La poesia “All’entrata della valle” di Zbigniew Herbert contiene riferimenti sia all’Apocalisse di san Giovanni che ai campi di concentramento nazisti. Là i prigionieri venivano divisi e privati delle loro cose, i bambini venivano tolti alle madri. Successivamente aveva luogo la selezione che doveva stabilire chi restava nel campo e chi invece doveva morire nelle camere a gas. Coloro che nella poesia cantano i salmi sono le persone uccise, mentre coloro che digrignano i denti sono quelli che dovranno soffrire nella realtà del campo. Sembra che questa da me tradotta sia la versione censurata della poesia, e che quella non censurata, ma introvabile, contenesse anche un chiaro riferimento all’invasione dell’Ungheria nel 1956 da parte delle truppe del Patto di Varsavia.
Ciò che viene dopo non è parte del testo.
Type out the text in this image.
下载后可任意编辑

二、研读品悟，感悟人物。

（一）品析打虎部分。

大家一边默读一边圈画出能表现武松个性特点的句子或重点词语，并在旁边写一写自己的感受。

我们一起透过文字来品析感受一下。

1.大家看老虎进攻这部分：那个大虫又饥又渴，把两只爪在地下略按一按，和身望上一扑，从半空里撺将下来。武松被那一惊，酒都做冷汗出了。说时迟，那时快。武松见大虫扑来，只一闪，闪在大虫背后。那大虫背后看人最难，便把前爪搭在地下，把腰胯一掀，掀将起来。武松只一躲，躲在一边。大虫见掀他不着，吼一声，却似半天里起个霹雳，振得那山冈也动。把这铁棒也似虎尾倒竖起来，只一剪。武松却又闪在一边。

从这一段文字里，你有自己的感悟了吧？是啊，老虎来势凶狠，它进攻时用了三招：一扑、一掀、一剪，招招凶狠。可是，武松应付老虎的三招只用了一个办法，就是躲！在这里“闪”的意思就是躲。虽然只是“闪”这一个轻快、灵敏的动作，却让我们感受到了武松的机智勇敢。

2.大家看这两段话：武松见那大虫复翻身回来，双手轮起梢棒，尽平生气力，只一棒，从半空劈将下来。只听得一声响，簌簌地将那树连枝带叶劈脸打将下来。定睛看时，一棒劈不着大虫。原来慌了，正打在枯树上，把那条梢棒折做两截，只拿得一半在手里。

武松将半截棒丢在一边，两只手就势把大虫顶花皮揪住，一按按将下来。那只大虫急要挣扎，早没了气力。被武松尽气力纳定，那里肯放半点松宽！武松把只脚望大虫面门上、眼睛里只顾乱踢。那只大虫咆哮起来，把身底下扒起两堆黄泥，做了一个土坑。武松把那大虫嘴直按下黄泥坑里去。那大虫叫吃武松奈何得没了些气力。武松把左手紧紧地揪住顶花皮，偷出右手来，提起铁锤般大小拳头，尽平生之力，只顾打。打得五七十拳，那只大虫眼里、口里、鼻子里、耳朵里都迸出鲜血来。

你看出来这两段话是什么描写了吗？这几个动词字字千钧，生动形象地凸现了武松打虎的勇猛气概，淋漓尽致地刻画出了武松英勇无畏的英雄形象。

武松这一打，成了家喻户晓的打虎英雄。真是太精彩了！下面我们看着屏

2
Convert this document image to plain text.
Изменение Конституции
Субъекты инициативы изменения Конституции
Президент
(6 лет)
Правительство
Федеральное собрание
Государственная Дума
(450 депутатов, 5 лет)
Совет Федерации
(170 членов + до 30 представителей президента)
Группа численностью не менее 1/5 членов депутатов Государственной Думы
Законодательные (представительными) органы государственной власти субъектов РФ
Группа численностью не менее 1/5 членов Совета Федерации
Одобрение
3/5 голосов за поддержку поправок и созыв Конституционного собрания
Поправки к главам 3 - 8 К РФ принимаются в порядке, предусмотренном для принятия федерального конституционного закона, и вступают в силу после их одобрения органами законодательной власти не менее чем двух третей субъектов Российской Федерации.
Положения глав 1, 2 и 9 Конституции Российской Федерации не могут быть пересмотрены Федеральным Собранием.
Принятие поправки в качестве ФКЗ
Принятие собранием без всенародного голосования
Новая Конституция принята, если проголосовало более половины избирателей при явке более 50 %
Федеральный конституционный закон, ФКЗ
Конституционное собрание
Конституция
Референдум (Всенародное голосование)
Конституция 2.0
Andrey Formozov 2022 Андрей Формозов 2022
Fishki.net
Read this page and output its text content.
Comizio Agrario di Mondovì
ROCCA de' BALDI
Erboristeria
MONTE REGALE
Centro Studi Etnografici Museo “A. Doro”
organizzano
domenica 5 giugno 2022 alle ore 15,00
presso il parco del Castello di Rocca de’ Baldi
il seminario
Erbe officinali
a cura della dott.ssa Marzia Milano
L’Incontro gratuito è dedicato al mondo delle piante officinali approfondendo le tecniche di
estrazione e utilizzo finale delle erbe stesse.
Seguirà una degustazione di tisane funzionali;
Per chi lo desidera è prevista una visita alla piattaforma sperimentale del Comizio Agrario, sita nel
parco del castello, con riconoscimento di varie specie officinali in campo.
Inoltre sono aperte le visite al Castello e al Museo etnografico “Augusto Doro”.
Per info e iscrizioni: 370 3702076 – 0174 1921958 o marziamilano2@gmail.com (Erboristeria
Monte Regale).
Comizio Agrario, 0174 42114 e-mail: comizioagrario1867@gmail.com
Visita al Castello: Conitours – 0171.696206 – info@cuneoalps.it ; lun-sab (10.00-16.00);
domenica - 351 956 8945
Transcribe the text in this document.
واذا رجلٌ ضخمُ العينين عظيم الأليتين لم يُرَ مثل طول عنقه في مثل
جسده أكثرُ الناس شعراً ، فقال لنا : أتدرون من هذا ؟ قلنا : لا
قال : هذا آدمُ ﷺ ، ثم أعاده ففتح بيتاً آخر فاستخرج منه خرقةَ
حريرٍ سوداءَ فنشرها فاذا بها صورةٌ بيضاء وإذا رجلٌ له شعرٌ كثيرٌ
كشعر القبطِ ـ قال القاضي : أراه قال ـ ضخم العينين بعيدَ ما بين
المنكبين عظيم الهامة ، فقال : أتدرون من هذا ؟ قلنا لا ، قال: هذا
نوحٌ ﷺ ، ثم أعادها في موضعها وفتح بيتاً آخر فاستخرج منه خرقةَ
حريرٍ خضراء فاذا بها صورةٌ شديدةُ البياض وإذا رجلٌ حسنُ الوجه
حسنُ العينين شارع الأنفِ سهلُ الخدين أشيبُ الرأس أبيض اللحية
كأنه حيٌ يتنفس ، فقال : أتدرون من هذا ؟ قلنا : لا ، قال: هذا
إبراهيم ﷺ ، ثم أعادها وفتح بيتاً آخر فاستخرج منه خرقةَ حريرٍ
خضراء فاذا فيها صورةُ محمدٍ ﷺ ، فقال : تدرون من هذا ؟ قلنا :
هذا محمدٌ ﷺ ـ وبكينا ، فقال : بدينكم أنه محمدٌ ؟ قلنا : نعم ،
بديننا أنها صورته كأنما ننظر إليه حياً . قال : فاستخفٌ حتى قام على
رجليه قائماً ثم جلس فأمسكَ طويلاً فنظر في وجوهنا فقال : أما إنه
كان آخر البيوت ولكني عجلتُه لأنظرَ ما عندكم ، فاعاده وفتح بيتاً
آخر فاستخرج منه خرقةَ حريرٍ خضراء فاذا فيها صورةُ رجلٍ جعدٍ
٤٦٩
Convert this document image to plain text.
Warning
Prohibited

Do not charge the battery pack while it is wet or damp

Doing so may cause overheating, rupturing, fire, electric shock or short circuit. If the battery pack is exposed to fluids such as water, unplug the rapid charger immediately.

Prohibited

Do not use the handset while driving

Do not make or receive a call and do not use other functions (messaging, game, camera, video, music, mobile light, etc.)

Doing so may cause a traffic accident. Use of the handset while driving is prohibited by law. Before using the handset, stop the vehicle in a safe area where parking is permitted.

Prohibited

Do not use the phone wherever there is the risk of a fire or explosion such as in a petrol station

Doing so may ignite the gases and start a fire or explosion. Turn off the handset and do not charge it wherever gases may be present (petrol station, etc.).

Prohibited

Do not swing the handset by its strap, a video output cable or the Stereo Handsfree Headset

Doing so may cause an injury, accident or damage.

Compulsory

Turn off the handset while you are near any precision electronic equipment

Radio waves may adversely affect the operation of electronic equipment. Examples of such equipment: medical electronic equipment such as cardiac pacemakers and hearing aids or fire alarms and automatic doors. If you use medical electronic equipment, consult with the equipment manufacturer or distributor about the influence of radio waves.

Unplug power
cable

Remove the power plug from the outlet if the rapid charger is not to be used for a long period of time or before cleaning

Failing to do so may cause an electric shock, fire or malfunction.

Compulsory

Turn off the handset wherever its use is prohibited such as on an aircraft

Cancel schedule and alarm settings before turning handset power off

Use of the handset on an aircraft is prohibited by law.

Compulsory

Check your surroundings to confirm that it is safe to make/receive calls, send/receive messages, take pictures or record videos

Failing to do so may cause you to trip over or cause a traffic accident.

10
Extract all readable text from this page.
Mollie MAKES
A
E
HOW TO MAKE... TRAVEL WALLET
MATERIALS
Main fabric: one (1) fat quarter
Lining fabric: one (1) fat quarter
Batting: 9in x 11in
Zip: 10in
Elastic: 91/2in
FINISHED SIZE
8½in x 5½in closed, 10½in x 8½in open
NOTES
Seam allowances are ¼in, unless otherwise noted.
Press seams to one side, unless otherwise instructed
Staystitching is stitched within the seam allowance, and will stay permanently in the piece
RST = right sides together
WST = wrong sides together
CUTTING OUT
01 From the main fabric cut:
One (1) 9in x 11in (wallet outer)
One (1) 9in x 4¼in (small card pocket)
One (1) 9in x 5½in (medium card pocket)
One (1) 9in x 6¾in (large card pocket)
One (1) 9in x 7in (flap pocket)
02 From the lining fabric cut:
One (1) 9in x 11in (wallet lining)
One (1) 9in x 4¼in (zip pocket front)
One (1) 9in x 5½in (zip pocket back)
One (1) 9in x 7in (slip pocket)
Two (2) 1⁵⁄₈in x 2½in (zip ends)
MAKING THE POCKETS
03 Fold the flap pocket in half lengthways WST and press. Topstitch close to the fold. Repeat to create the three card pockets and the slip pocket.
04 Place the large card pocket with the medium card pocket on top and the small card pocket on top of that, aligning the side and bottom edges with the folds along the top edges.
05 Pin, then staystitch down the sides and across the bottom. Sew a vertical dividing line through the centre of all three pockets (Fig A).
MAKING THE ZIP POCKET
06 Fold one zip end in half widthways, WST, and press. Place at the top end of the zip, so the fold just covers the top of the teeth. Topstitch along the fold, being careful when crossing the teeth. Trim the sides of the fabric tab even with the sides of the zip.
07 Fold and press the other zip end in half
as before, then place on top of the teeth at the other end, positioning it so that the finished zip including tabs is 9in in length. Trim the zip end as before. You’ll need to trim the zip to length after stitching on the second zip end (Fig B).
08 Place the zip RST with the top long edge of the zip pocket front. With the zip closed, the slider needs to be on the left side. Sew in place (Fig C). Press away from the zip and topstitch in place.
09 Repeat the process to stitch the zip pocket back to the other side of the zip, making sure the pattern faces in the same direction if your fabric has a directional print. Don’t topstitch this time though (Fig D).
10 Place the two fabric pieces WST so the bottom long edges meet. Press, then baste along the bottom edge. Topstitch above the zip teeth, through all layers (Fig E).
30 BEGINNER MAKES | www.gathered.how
La poesia “Canzone della fine del mondo” di Czesław Miłosz, diversamente dalla poesia di Herbert e dall’Apocalisse, presenta un Giorno del Giudizio tutt’altro che spettacolare, come si prevede che sarà. Fu scritta da Miłosz nel 1943 a Varsavia occupata dai nazisti. Nella sua “Storia della letteratura polacca” (1969), il poeta scrive: «Nella breve e ironica poesia “Canzone per la fine del mondo” Armageddon è permanente, ma sempre seguito dagli alberi in fiore, dai baci degli amanti, dalla nascita dei bambini». Da queste parole di Miłosz possiamo dedurre che il “Dies irae” è un fenomeno quotidiano, e che il mondo materiale esiste come se in realtà nulla fosse successo.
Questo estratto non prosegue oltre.